Leader of Turkish nationalist church dies at age 76

Selcuk Erenerol, leader of a nationalist Turkish Orthodox church that fervently denounced links to Greek Orthodoxy, has died. He was 76.

Erenerol, who died from a heart attack late Thursday, headed the Independent Turkish Orthodox Church, which broke away from the Istanbul-based Ecumenical Patriarchate after World War I. He became patriarch in 1991.

Erenerol was sometimes nicknamed the "patriarch without a community" as the church had few followers. However, it held several Orthodox churches in Istanbul making it the center of a property dispute with the Ecumenical Patriarchate.

Istanbul, Constantinople in Greek, was once the capital of the Greek Orthodox Byzantine empire, and was captured by the Muslim Turks in 1453.

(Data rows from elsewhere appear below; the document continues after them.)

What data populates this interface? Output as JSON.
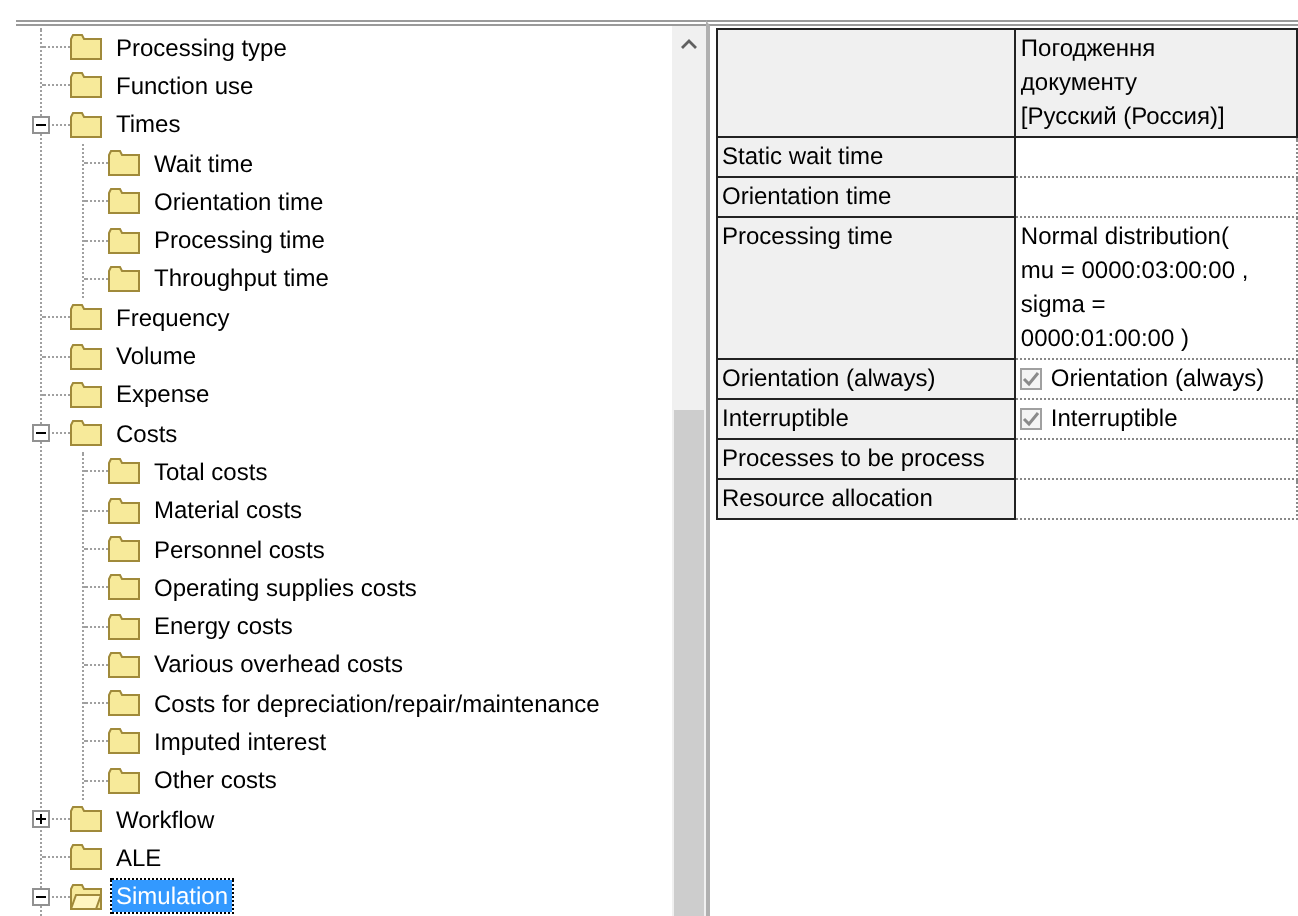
{
  "tree": {
    "items": [
      {
        "label": "Processing type",
        "selected": false
      },
      {
        "label": "Function use",
        "selected": false
      },
      {
        "label": "Times",
        "selected": false,
        "expanded": true,
        "children": [
          {
            "label": "Wait time",
            "selected": false
          },
          {
            "label": "Orientation time",
            "selected": false
          },
          {
            "label": "Processing time",
            "selected": false
          },
          {
            "label": "Throughput time",
            "selected": false
          }
        ]
      },
      {
        "label": "Frequency",
        "selected": false
      },
      {
        "label": "Volume",
        "selected": false
      },
      {
        "label": "Expense",
        "selected": false
      },
      {
        "label": "Costs",
        "selected": false,
        "expanded": true,
        "children": [
          {
            "label": "Total costs",
            "selected": false
          },
          {
            "label": "Material costs",
            "selected": false
          },
          {
            "label": "Personnel costs",
            "selected": false
          },
          {
            "label": "Operating supplies costs",
            "selected": false
          },
          {
            "label": "Energy costs",
            "selected": false
          },
          {
            "label": "Various overhead costs",
            "selected": false
          },
          {
            "label": "Costs for depreciation/repair/maintenance",
            "selected": false
          },
          {
            "label": "Imputed interest",
            "selected": false
          },
          {
            "label": "Other costs",
            "selected": false
          }
        ]
      },
      {
        "label": "Workflow",
        "selected": false,
        "expanded": false
      },
      {
        "label": "ALE",
        "selected": false
      },
      {
        "label": "Simulation",
        "selected": true,
        "expanded": true
      }
    ]
  },
  "table": {
    "header_lines": [
      "Погодження",
      "документу",
      "[Русский (Россия)]"
    ],
    "rows": [
      {
        "label": "Static wait time",
        "kind": "empty"
      },
      {
        "label": "Orientation time",
        "kind": "empty"
      },
      {
        "label": "Processing time",
        "kind": "text",
        "lines": [
          "Normal distribution(",
          "mu = 0000:03:00:00 ,",
          "sigma =",
          "0000:01:00:00 )"
        ]
      },
      {
        "label": "Orientation (always)",
        "kind": "checkbox",
        "checked": true,
        "value": "Orientation (always)"
      },
      {
        "label": "Interruptible",
        "kind": "checkbox",
        "checked": true,
        "value": "Interruptible"
      },
      {
        "label": "Processes to be process",
        "kind": "empty"
      },
      {
        "label": "Resource allocation",
        "kind": "empty"
      }
    ]
  }
}
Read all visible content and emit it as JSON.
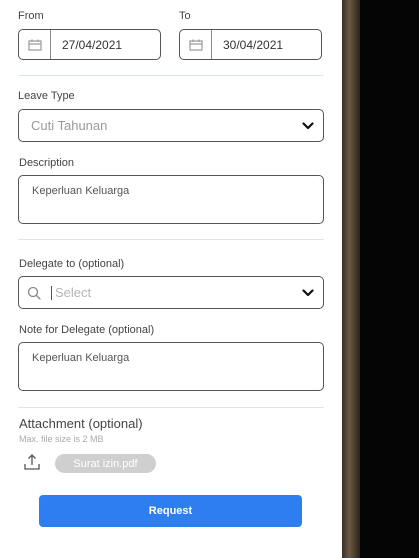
{
  "form": {
    "from_label": "From",
    "to_label": "To",
    "from_date": "27/04/2021",
    "to_date": "30/04/2021",
    "leave_type_label": "Leave Type",
    "leave_type_value": "Cuti Tahunan",
    "description_label": "Description",
    "description_value": "Keperluan Keluarga",
    "delegate_label": "Delegate to (optional)",
    "delegate_placeholder": "Select",
    "delegate_note_label": "Note for Delegate (optional)",
    "delegate_note_value": "Keperluan Keluarga",
    "attachment_label": "Attachment (optional)",
    "attachment_hint": "Max. file size is 2 MB",
    "attachment_file": "Surat izin.pdf",
    "request_button": "Request"
  },
  "colors": {
    "primary_button": "#2d7ef0",
    "divider": "#d8e6f2",
    "file_chip": "#cfcfcf"
  },
  "icons": {
    "calendar": "calendar-icon",
    "chevron": "chevron-down-icon",
    "search": "search-icon",
    "upload": "upload-icon"
  }
}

Erenerol's church, founded by his father Papa Eftim, sharply denounced any links to its Greek heritage, conducted its liturgies in Turkish, and quickly won favor in the Turkish Republic formed from the ashes of the Ottoman Empire in 1923.

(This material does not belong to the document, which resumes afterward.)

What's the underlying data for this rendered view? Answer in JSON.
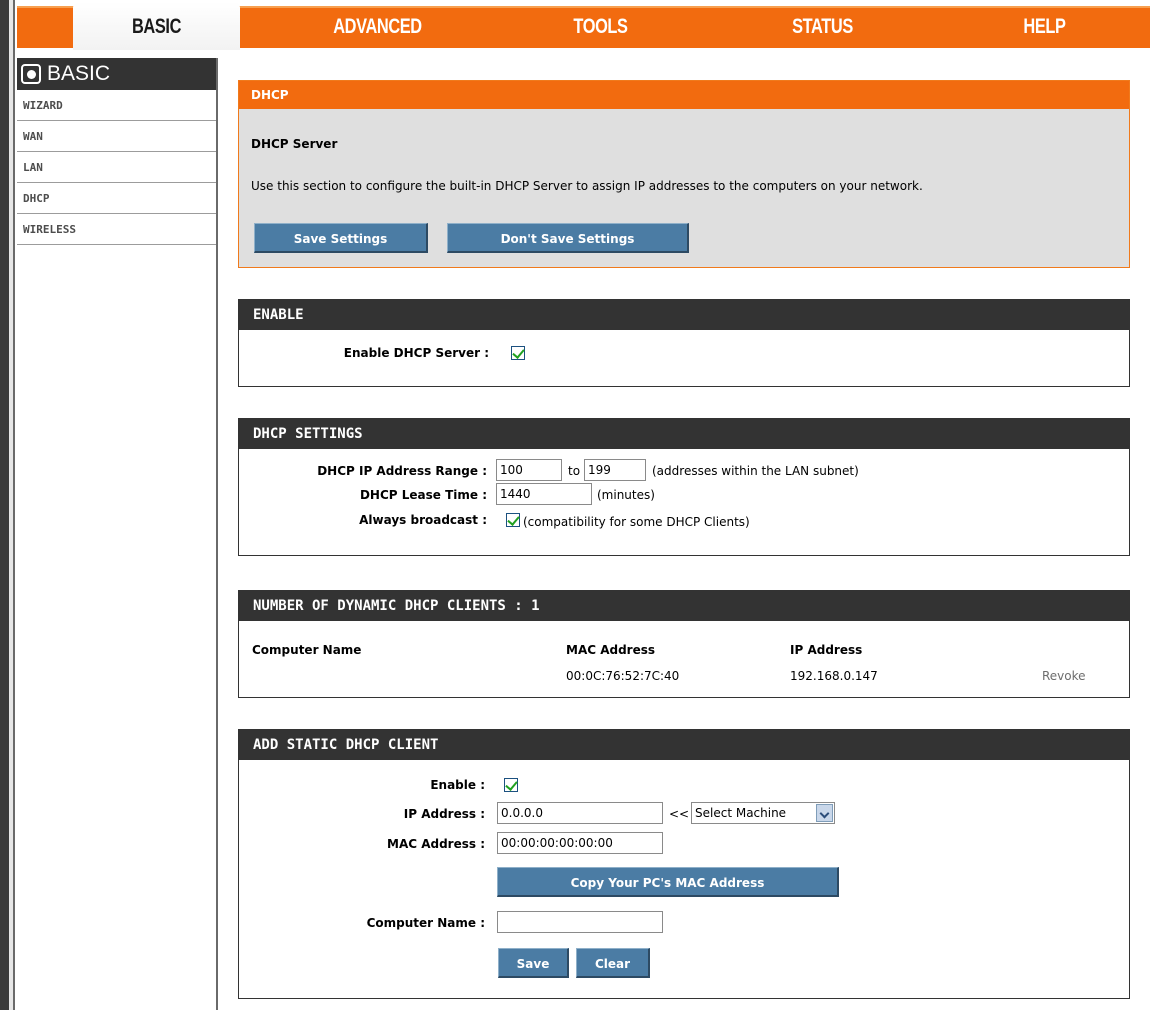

"They consider themselves the relics of Byzantium and we consider ourselves Turks," Erenerol told the Turkish Daily News in 1996.

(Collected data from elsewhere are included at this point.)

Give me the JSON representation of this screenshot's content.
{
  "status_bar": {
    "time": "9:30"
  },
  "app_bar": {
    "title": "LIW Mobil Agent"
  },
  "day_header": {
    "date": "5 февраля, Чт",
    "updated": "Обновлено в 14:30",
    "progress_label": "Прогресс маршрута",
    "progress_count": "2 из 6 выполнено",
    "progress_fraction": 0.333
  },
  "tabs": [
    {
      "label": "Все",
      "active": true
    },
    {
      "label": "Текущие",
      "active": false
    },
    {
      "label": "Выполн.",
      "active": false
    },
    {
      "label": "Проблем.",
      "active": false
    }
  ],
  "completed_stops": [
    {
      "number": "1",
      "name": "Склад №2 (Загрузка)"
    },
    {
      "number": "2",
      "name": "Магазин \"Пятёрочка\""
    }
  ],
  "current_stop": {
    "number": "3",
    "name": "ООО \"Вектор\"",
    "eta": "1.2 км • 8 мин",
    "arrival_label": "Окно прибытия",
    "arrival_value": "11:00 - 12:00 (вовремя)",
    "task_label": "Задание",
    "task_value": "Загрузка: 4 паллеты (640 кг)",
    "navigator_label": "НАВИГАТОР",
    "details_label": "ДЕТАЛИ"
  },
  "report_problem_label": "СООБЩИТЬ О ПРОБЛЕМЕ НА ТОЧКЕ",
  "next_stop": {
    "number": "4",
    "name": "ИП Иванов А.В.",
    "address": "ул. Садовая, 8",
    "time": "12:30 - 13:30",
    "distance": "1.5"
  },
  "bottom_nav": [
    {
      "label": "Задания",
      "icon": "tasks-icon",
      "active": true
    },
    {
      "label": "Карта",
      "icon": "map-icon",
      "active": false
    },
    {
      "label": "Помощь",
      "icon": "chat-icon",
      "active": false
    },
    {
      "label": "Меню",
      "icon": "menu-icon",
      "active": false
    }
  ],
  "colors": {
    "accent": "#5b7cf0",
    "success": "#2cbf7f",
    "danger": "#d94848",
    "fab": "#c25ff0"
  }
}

Although the Ecumenical Patriarch is widely considered the spiritual leader of the world's Orthodox Christians, Turkey only recognizes his role as head of Turkey's dwindling Greek community, which has shrunk to less than 5,000 in a city of more than 12 million.

Erenerol repeatedly spoke out against the patriarch's trips abroad_ characterizing them as assertions of the patriarch's universal role. He also vehemently opposed efforts to reopen an Orthodox seminary closed by Turkey in 1971 that trained generations of church leaders, including Ecumenical Patriarch Bartholomew I.

Earlier, this year, Erenerol resigned as patriarch to protest what he considered Turkey's increasingly lenient policies toward the Ecumenical Patriarchate_ tolerating for example Bartholomew's lobbying efforts abroad. Erenerol said Turkey was turning a blind eye as part of its bid to join the European Union. Turkey never accepted Erenerol's resignation.

"The national struggle we waged for 80 years has come to an end," Erenerol wrote in his letter of resignation. "This decision will make the Ecumenical Patriarchate and Greece happy. Now you can enter the EU."

Erenerol is survived by his wife and three children. His funeral is scheduled for Sunday in Istanbul.